With the aim of creating better testing policies to mitigate the next wave of COVID-19 infections, UChicago researchers developed an epidemiological model showing that at least 50 percent of infections during the initial outbreak in New York City were asymptomatic.
During the early stages of the pandemic, health officials often had to make estimates based on the proportion of infected cases that develop symptoms in the initial wave of the pandemic due to the limited data available. “Without testing capacity data, it’s very difficult to estimate the difference between cases that were unreported due to a lack of testing and cases that were actually asymptomatic,” said Ph.D. candidate Rahul Subramanian, a coauthor of the study. “Since New York City was one of the first cities to report the daily number of tests completed, we were able to use those numbers to estimate how many COVID-19 cases were symptomatic.”
The model hypothesizes a series of outcomes: if asymptomatic infections transmit at similar rates as symptomatic ones, the average COVID-positive individual may infect more people than expected. Alternatively, if they transmit poorly, then symptomatic cases have a smaller reproductive number. Study data suggests that, if asymptomatic infections transmit at the same rate as symptomatic infections, the pandemic may spread at faster rates than current models often assume. If they do not, then each symptomatic case generates, on average, a higher number of secondary infections than typically assumed. Regardless of the scenario, presymptomatic and asymptomatic cases together comprise at least 50 percent of the force of infection at the outbreak peak.
This study gives researchers a better understanding of fundamental epidemiological questions such as what fraction of cases are symptomatic, as well as the proportion of asymptomatic cases relative to symptomatic ones. Data regarding asymptomatic carriers of COVID-19 can also provide insight into how the virus would spread in a population in the absence of interventions like asymptomatic testing and early-stage social distancing policies.

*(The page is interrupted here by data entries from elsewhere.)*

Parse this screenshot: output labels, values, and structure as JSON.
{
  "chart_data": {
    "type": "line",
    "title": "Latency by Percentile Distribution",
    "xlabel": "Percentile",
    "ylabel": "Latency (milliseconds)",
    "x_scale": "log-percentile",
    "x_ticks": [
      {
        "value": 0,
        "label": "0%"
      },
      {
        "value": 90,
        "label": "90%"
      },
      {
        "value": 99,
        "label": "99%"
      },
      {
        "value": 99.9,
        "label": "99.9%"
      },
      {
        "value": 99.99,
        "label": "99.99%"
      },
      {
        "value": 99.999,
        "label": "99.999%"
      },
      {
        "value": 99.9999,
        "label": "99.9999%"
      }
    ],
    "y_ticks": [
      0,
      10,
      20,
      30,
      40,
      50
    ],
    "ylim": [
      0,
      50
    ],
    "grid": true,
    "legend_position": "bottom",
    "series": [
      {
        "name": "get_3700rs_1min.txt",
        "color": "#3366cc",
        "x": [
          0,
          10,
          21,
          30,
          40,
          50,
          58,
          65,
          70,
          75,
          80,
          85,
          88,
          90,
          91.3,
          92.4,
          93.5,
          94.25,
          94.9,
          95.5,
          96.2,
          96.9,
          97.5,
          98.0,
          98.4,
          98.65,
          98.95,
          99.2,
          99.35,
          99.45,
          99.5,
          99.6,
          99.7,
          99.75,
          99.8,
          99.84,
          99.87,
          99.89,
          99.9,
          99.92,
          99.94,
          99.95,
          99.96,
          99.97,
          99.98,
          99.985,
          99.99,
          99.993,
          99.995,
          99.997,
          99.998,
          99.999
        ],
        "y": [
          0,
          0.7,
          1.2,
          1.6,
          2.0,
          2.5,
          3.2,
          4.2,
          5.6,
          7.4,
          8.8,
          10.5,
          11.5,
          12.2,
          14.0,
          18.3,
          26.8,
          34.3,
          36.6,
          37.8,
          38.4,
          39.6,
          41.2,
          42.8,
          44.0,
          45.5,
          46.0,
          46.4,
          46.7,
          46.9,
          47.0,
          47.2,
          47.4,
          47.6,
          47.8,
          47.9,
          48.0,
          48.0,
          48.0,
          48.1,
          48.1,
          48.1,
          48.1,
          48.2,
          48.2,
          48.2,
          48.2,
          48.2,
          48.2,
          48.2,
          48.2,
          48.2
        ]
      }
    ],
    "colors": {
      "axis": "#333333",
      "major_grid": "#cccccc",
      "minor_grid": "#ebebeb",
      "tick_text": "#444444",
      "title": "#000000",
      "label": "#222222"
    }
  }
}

This is also the first peer-reviewed model to incorporate data on daily testing capacity and changes in testing rates over time in a large U.S. city, providing a more accurate picture of what proportion of COVID-19 infections are symptomatic.
Information from the model highlights the importance of following public health guidelines to reduce community transmission of the virus, and that controlling transmission requires community-wide interventions informed by extensive, well-documented testing of individuals regardless of whether they are showing symptoms.